(PhysOrg.com) -- Each time a cell divides, the protective caps at the ends of chromosomes shorten — and when these caps are gone, so are we. Now, by using an unconventional strategy to shorten telomeres in mice, researchers at Rockefeller University have not only created the first faithful mouse model for studying a rare yet fatal premature aging syndrome, but they have revealed the molecular defect behind the disease.
At a time when the world seems to be age-obsessed, this research may ultimately help scientists disentangle which genes play a role in the normal aging process from those involved in age-related disease.
“Our mouse model is a step forward in understanding the pathogenesis of this disease and it may help us understand how we age in general,” says Titia de Lange, head of the Laboratory of Cell Biology and Genetics and Leon Hess Professor at Rockefeller University.

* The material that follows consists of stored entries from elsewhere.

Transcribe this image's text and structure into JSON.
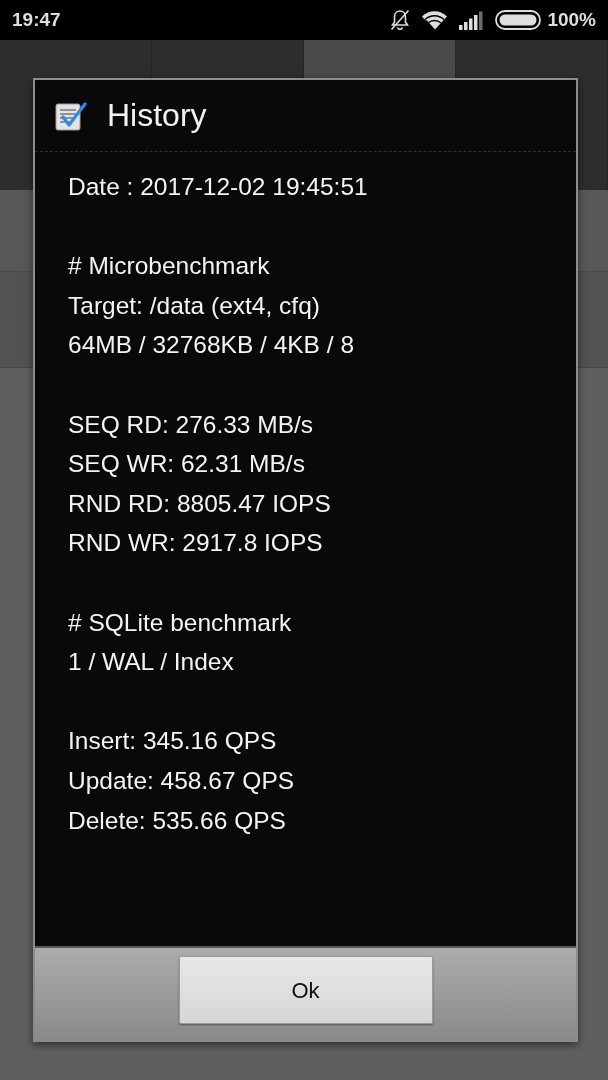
{
  "status_bar": {
    "time": "19:47",
    "battery": "100%"
  },
  "app": {
    "tabs": [
      {
        "selected": false
      },
      {
        "selected": false
      },
      {
        "selected": true
      },
      {
        "selected": false
      }
    ]
  },
  "dialog": {
    "title": "History",
    "sections": [
      [
        "Date : 2017-12-02 19:45:51"
      ],
      [
        "# Microbenchmark",
        "Target: /data (ext4, cfq)",
        "64MB / 32768KB / 4KB / 8"
      ],
      [
        "SEQ RD: 276.33 MB/s",
        "SEQ WR: 62.31 MB/s",
        "RND RD: 8805.47 IOPS",
        "RND WR: 2917.8 IOPS"
      ],
      [
        "# SQLite benchmark",
        "1 / WAL / Index"
      ],
      [
        "Insert: 345.16 QPS",
        "Update: 458.67 QPS",
        "Delete: 535.66 QPS"
      ]
    ],
    "buttons": [
      "Ok"
    ]
  }
}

Sufferers of the disease, called dyskeratosis congentia, tend to have problems in tissues in which cells multiply rapidly — skin, hair, nails, tongue, gut and bone marrow — and usually die between the ages of 16 and 50 from bone marrow failure, or the inability to replenish their blood cells. According to some estimates, dyskeratosis congenita has only been diagnosed in 70 individuals since it was first described in 1906. “But the disease is probably much more frequent than previously inferred,” says de Lange, “as it is part of a spectrum of disorders with diverse clinical manifestations, such as anemia and lung fibrosis.”
Although patients were found to have severely shortened telomeres at the time of diagnosis, perplexing findings emerged that left researchers wondering whether dyskeratosis congenita was a telomere-based disease after all. When bits of DNA are lost from telomeres during each cell division, telomeres are partially rebuilt with an enzyme called telomerase. However, when researchers genetically engineered mice that didn’t produce telomerase, the mice had very short telomeres but didn’t show any signs of the disease, particularly its hallmark: bone marrow failure.
De Lange and her former graduate student Dirk Hockemeyer, who graduated in 2007, took a different approach: They made mice that lack POT1b, a protein that protects telomeres from getting degraded. Without POT1b, mice do not show the signs and symptoms of dyskeratosis congenita, but the telomeres shorten so fast that telomerase is incapable of keeping up with the loss. But without POT1b and reduced telomerase activity, mice develop the major hallmarks of the disease and die of bone marrow failure. When the mice that lacked POT1b were bred with mice that lacked telomerase, the offspring died.
“Dirk’s mutant mouse is the first faithful mouse model for a human telomere disease” says de Lange. “Together, these results suggest that in patients suffering from dyskeratosis congenita, the enzyme telomerase can’t elongate telomeres as fast as the nucleases chew them away.”
“Clearly, the next step is to understand how telomeres are degraded in human cells,” says de Lange. “We need to identify the nucleases at work and find out how they are regulated — a problem that will have to be tackled by a next generation of graduate students.”